The Associated Press (AP) noted that, earlier on Monday, police raided the home of Katsuhiko Kawasoe, the former president of Mitsubishi Motors, who was arrested last week on suspicion of hiding vehicle defects after promising to come clean in the earlier scandal.

Mitsubishi Fuso Truck and Bus Corp., 65%-owned by DaimlerChrysler, has announced recalls of thousands of vehicles this year after acknowledging hub and clutch defects suspected in two fatal accidents, AP said, adding that the latest list of 47 recalls, announced by chief executive Wilfried Porth, dates back to models produced as far back as 1983, and is linked to 13 accidents resulting in injury, 26 accidents resulting in property damage and 74 fires in vehicles.

Some exported vehicles were probably affected by the defects, but the models, numbers and other details have not yet been determined and it is unclear whether recalls will be needed, Porth reportedly said.

AP said the defects disclosed on Monday span a wide range, including brakes, hub bearings, oil hoses and emergency doors - in 2000, the company picked only four defects to report, partly because of a corporate climate in which employees did not speak up about suspected defects, Porth reportedly said.

Porth told the Associated Press at Tokyo company headquarters that meeting minutes show that officials intentionally hid the clutch defects despite knowing they could cause serious accidents.

"This is unacceptable," Porth reportedly said, adding that he was awaiting the rulings in the upcoming trials of Mitsubishi officials to get to the bottom of the scandal.

"I would like first to apologise to our customers and the general public for the serious wrongdoings of our company in the past," Porth said, according to AP.
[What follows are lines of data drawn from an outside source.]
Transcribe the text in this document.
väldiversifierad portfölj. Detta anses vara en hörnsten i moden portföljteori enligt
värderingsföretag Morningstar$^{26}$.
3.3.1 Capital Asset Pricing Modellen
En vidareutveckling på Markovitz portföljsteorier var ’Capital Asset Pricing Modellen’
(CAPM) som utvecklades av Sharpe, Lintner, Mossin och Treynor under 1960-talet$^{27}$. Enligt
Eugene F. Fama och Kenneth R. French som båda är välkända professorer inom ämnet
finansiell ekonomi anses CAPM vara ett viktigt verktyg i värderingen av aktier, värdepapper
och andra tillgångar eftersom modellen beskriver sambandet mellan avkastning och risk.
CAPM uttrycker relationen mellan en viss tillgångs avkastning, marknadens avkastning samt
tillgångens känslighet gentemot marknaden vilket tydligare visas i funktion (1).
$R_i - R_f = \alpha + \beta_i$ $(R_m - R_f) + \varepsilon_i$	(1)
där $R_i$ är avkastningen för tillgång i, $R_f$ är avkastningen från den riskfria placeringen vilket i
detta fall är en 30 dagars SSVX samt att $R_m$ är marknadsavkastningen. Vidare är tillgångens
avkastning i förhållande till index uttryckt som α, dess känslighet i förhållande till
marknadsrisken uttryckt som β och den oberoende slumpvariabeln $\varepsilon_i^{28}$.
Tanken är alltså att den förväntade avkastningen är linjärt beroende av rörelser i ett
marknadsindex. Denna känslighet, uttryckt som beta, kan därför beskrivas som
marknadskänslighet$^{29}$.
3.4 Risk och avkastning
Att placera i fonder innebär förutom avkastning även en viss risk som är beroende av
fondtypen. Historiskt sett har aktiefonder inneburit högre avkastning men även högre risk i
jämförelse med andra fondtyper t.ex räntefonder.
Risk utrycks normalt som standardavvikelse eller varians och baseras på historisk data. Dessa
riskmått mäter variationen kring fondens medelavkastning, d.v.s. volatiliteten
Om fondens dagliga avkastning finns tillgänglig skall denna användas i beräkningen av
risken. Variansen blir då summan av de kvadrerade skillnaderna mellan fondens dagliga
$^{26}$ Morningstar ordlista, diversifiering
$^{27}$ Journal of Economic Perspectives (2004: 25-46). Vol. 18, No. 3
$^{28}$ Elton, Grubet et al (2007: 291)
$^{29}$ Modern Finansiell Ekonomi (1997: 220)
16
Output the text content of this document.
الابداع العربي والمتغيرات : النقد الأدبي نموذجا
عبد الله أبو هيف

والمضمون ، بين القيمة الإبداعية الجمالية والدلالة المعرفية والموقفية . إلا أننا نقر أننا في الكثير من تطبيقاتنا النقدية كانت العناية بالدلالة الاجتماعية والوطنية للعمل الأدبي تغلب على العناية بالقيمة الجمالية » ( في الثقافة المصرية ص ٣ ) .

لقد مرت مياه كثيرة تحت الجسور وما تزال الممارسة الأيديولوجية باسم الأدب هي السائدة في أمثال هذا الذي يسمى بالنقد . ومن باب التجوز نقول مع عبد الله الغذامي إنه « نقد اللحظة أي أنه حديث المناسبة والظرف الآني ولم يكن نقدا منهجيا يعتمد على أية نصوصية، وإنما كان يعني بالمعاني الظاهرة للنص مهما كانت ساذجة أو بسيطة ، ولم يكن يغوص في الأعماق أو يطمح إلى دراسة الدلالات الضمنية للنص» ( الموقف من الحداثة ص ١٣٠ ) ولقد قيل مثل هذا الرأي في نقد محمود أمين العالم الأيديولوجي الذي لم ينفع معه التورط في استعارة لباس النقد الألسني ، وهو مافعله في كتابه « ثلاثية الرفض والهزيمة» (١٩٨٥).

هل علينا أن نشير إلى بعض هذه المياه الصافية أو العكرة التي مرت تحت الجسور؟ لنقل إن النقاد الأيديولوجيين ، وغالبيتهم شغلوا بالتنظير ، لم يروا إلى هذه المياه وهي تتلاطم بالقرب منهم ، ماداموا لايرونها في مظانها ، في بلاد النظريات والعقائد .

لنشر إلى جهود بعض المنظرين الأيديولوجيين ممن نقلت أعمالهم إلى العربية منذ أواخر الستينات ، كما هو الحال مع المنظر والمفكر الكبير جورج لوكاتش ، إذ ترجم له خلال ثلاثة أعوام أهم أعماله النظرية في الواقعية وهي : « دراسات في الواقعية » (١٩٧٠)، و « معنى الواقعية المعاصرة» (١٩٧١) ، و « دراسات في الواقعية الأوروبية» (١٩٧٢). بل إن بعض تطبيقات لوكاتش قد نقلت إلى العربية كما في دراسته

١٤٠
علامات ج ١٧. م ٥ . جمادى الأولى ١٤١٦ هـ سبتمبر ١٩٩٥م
Among the 13 possibly linked accidents resulting in injury, one in 1995 was fatal - the driver of a Mitsubishi van veered into the wrong lane in a tunnel when a tyre burst and the van crashed into an oncoming truck, killing the driver in that truck, the report said, though company officials reportedly said police and company investigations have shown that speeding was the cause of the accident and not the defect. The other reported injuries were less serious, such as broken bones and burns, AP added.

According to the news agency, Porth said on Monday that DaimlerChrysler remains committed to the truck company and has sent 10 experts to improve quality control and fix its operations.

He reportedly said it was too early to estimate the cost of the recall or its impact on the company's financial results, but acknowledged the damage would be "significant."

Porth told AP Monday's announcement was comprehensive in presenting "a clear picture" and that more recalls of concealed defects weren't likely.

"We will establish a company where the customer comes first," he said, according to the Associated Press.